Saleem Ichan opened his Mediterranean and Middle Eastern restaurant Aashiana last year. In Urdu, "Aashiana" means "nest of birds or peaceful place to live," Ichan said, a fitting description for the little cafe, which attracts a crowd for the lunch buffet, but tends to be quieter and more sedate in the evening.

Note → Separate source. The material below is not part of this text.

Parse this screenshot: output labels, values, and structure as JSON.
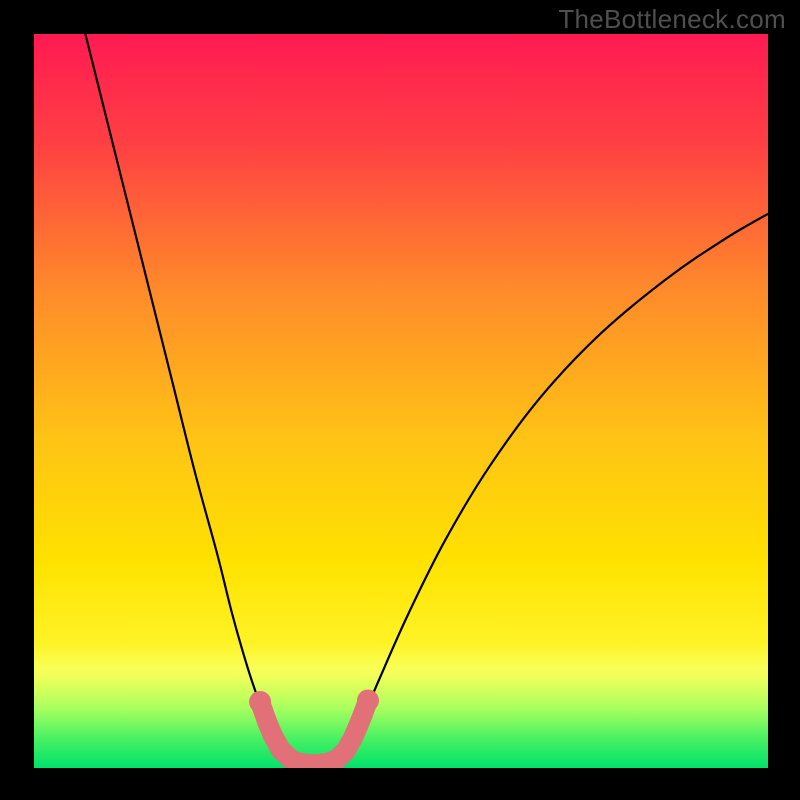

Aashiana offers an ecletic menu, with specialties from Greece, Lebanon, Pakistan, and India. We ordered dolmas leaves ($3.49), hummus ($2.99) which came with warm pita bread, and for dinner Kufta Balls with Rice ($7.99) chicken meat balls served in a masala sauce with yellow rice, and Kibbah ($7.99), pockets stuffed with ground meat and pine nuts served with tzatziki sauce and yellow rice. The food was good (my companion's kufta was better than my kibbah) but the most notable part of the visit was Ichan's hospitality. The meal felt like an invitation into someone's home, with Ichan bustling back and forth from our table to the kitchen to refill our mugs of spicy tea and check on us. He brought out little plates of savory pickles and Turkish olives for us to enjoy in advance of the meal--it was little touches like these that contributed to the feeling that we were truly guests in his little nest. I recommend the restaurant as a quiet spot to expand your gastronomical horizons or to enjoy a neverending cup of tea. The restaurant also offers great views of Central Avenue.
Located at 31 Central Avenue, Aashiana is not far to travel for a little sanctuary. Go check it out!